At the Sanko gift shop in Ryogoku, the sumo center of Tokyo, Fumie Sakata's sales of stuffed sumo dolls and other toys have doubled each year for the last three years. The area, a melange of sumo training "stables," sumo specialty restaurants, gift stores and the National Sumo Stadium, is now placed on many group tours to Tokyo, she said.
The sumo furor reflects a startling shift in popular interest. In 1988, an NHK poll found sumo ranked as the public's fifth favorite sport--after high school baseball, pro baseball, the marathon and volleyball. But a similar poll in July this year found sumo had climbed to No. 1, the sport of choice for 53% of those surveyed.
And sumo mania is not confined merely to Japan. Earlier this month, the American Wrestling Assn. announced it would begin training football players in sumo and hold its first tournament in January in Los Angeles and other cities. In what will surely be perceived as blasphemy in Japan, the U.S. wrestlers will forgo much of the sport's traditional ritual, including topknots, and wear boxing trunks and sneakers.

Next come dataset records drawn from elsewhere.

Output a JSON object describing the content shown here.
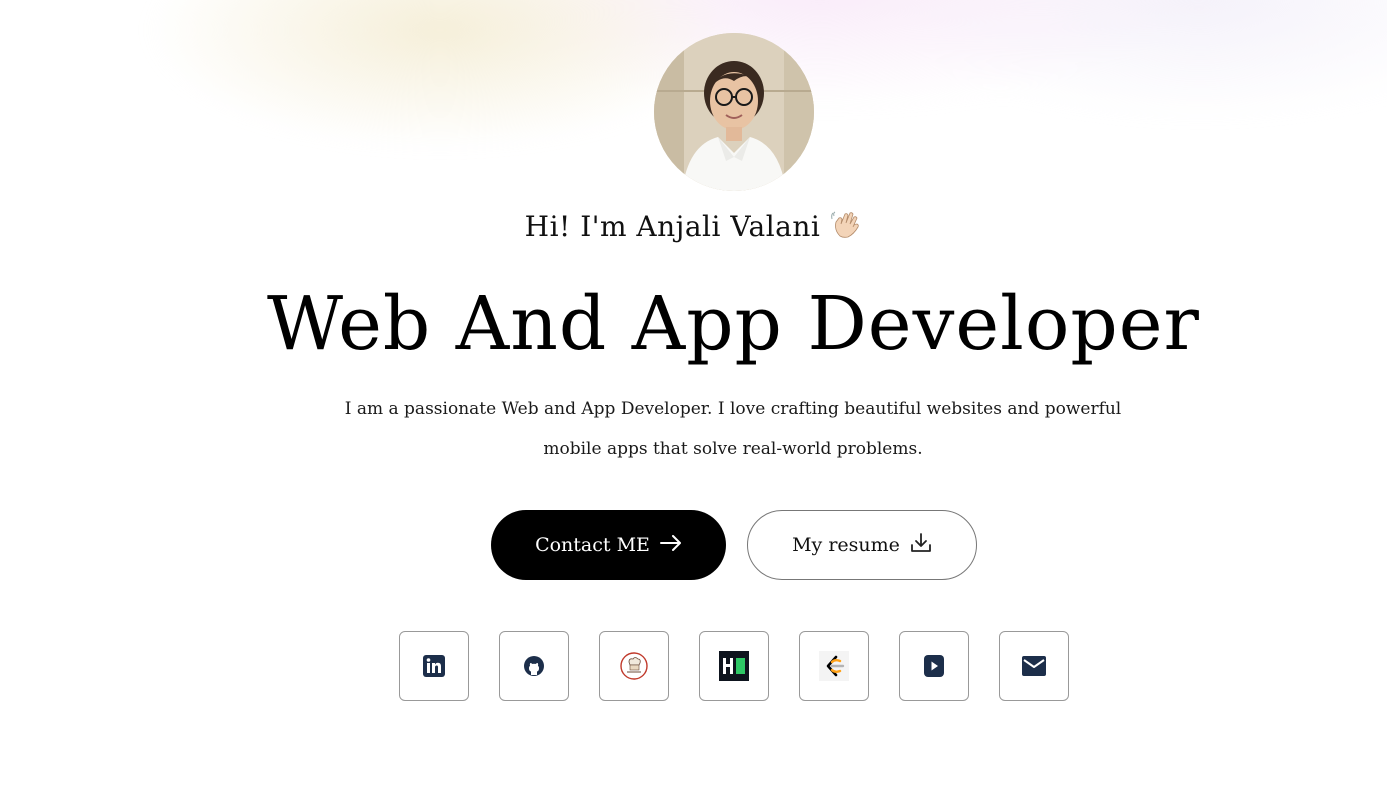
{
  "hero": {
    "greeting": "Hi! I'm Anjali Valani",
    "headline": "Web And App Developer",
    "intro_line1": "I am a passionate Web and App Developer. I love crafting beautiful websites and powerful",
    "intro_line2": "mobile apps that solve real-world problems."
  },
  "actions": {
    "contact_label": "Contact ME",
    "resume_label": "My resume"
  },
  "socials": [
    {
      "name": "linkedin-icon"
    },
    {
      "name": "github-icon"
    },
    {
      "name": "codechef-icon"
    },
    {
      "name": "hackerrank-icon"
    },
    {
      "name": "leetcode-icon"
    },
    {
      "name": "youtube-icon"
    },
    {
      "name": "email-icon"
    }
  ],
  "colors": {
    "primary": "#000000",
    "icon_navy": "#1c2e4a",
    "hackerrank_green": "#2ec866",
    "leetcode_orange": "#ffa116"
  }
}
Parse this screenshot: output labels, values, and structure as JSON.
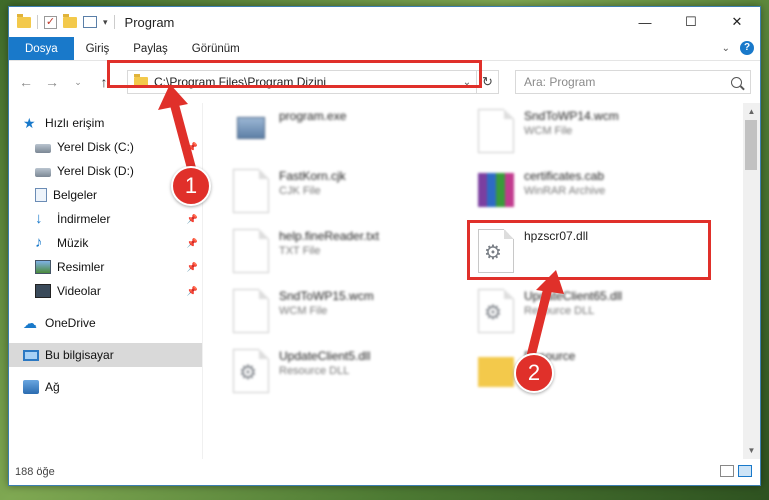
{
  "window": {
    "title": "Program",
    "controls": {
      "minimize": "—",
      "maximize": "☐",
      "close": "✕"
    }
  },
  "ribbon": {
    "tabs": [
      "Dosya",
      "Giriş",
      "Paylaş",
      "Görünüm"
    ]
  },
  "address": {
    "path": "C:\\Program Files\\Program Dizini",
    "search_placeholder": "Ara: Program"
  },
  "sidebar": {
    "quick_access": "Hızlı erişim",
    "items": [
      {
        "label": "Yerel Disk (C:)",
        "icon": "disk-icon"
      },
      {
        "label": "Yerel Disk (D:)",
        "icon": "disk-icon"
      },
      {
        "label": "Belgeler",
        "icon": "documents-icon"
      },
      {
        "label": "İndirmeler",
        "icon": "download-icon"
      },
      {
        "label": "Müzik",
        "icon": "music-icon"
      },
      {
        "label": "Resimler",
        "icon": "pictures-icon"
      },
      {
        "label": "Videolar",
        "icon": "videos-icon"
      }
    ],
    "onedrive": "OneDrive",
    "this_pc": "Bu bilgisayar",
    "network": "Ağ"
  },
  "files": [
    {
      "name": "program.exe",
      "type": ""
    },
    {
      "name": "SndToWP14.wcm",
      "type": "WCM File"
    },
    {
      "name": "FastKorn.cjk",
      "type": "CJK File"
    },
    {
      "name": "certificates.cab",
      "type": "WinRAR Archive"
    },
    {
      "name": "help.fineReader.txt",
      "type": "TXT File"
    },
    {
      "name": "hpzscr07.dll",
      "type": ""
    },
    {
      "name": "SndToWP15.wcm",
      "type": "WCM File"
    },
    {
      "name": "UpdateClient65.dll",
      "type": "Resource DLL"
    },
    {
      "name": "UpdateClient5.dll",
      "type": "Resource DLL"
    },
    {
      "name": "Resource",
      "type": ""
    }
  ],
  "status": {
    "item_count": "188 öğe"
  },
  "annotations": {
    "step1": "1",
    "step2": "2",
    "color": "#e0302a"
  }
}
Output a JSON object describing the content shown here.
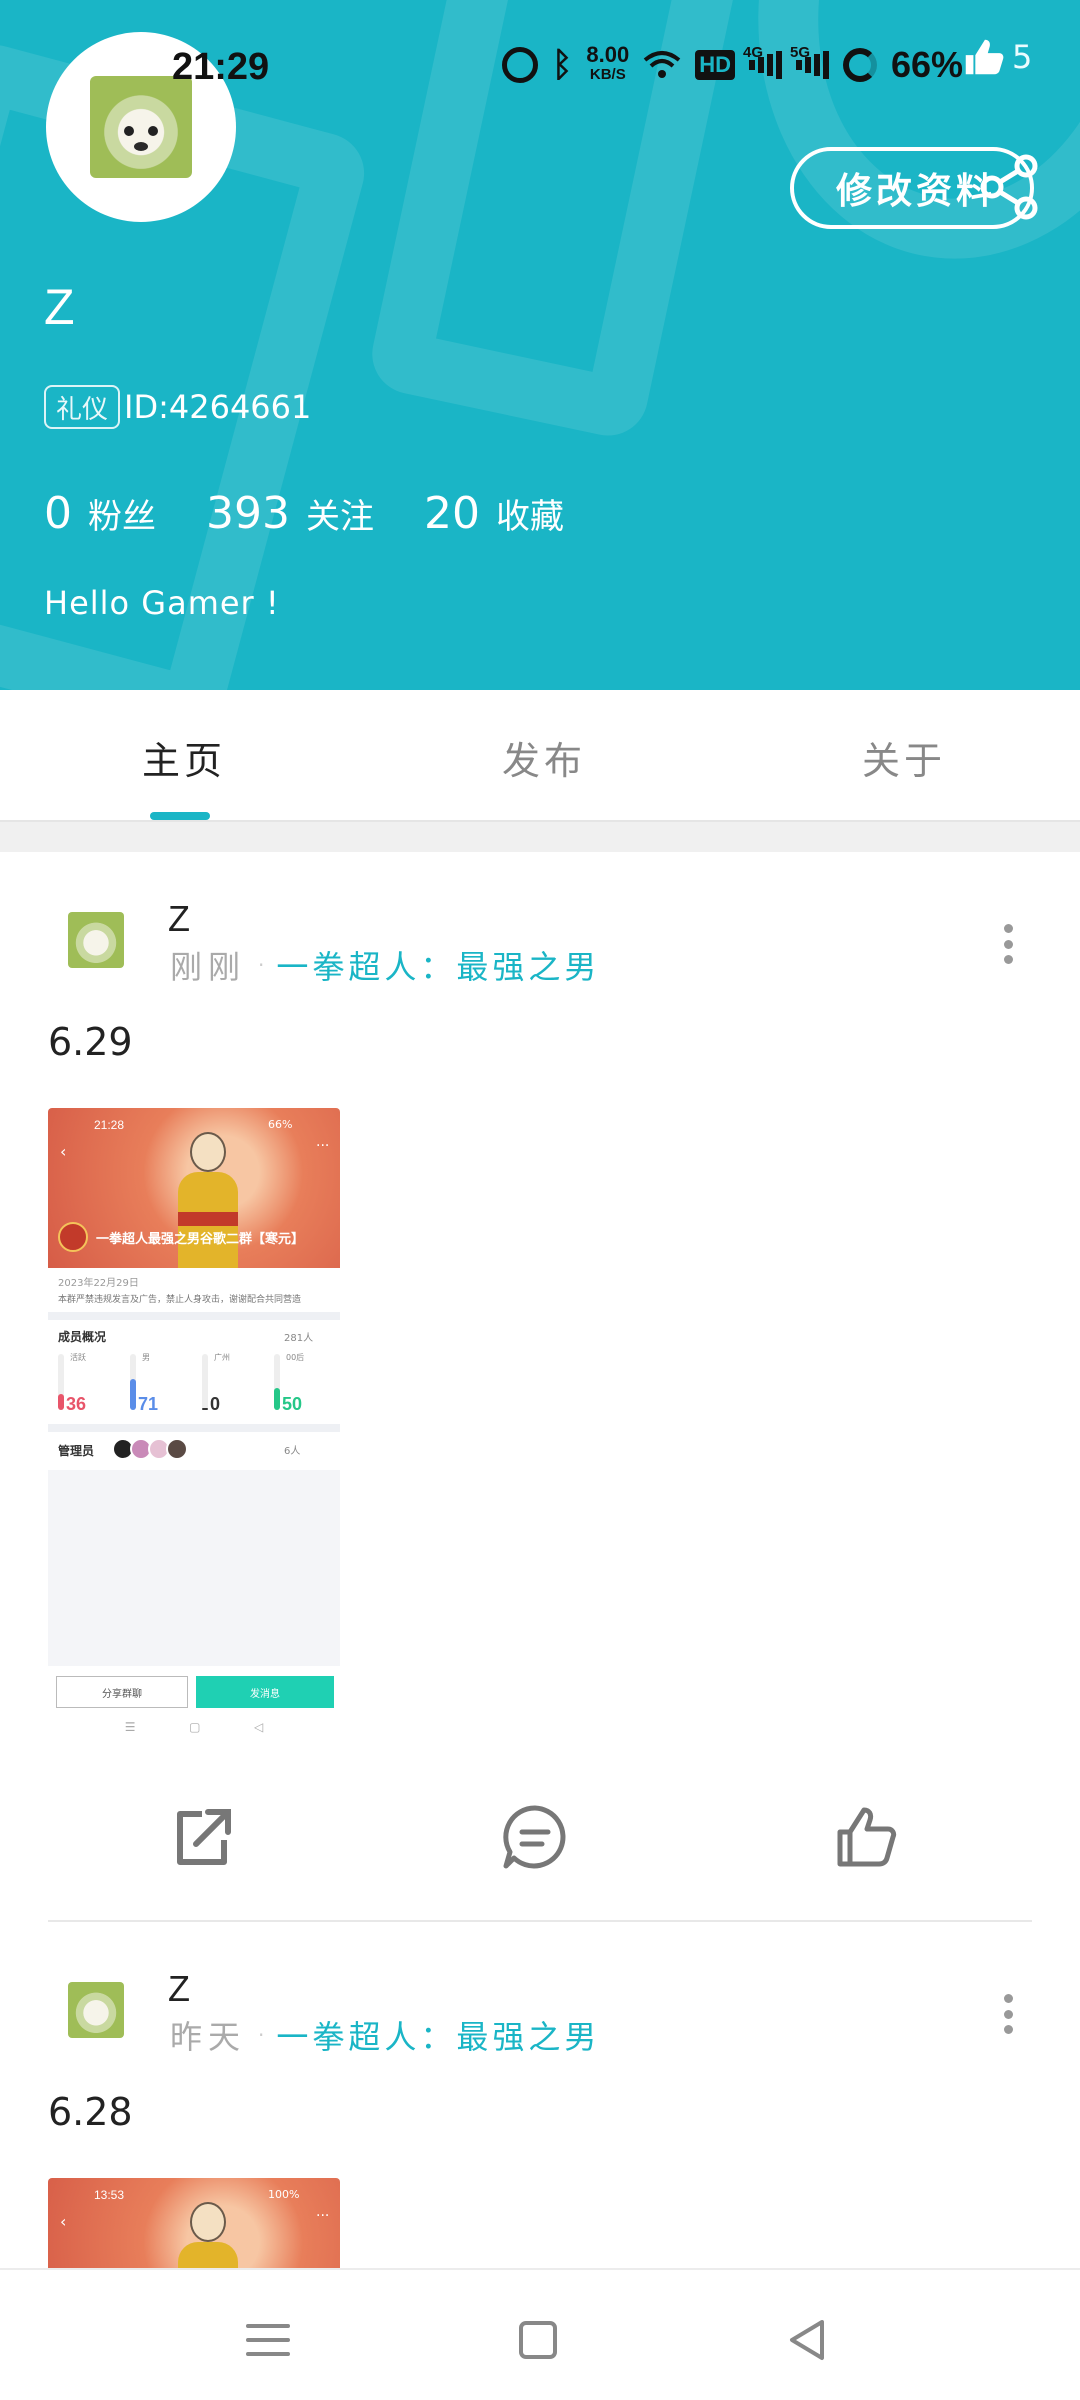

Japanese fans have taken to the Taka-Waka pair not only because of their boyish good looks but also because of their diligence, sumo techniques--and a father who was also a popular wrestler. Beyond Taka-Waka, however, the sumo boom reflects a resurgence of interest among Japanese youth in their cultural traditions: Kabuki and Noh theater, kimonos and traditional furnishings such as tatami mats and \o7 tansu \f7 chests, said scriptwriter Makiko Uchidate.
"Young people threw away their own culture in favor of European and American culture, but now they are beginning to appreciate their culture's own goodness," she said.
To be sure, many die-hard fans look askance at the sumo boom. To them, it is fueled by star-struck neophytes with no clue about sumo's techniques nor any appreciation for the thrill of watching two behemoths collide, engage and cleanly decide a match in a matter of seconds.
"It's a nuisance," said Yasuhiro Okubo, a 23-year-old office worker who has avidly followed sumo for 11 years. "Because of the boom, all of these people who don't know anything are coming to tournaments and real fans like myself can't get tickets."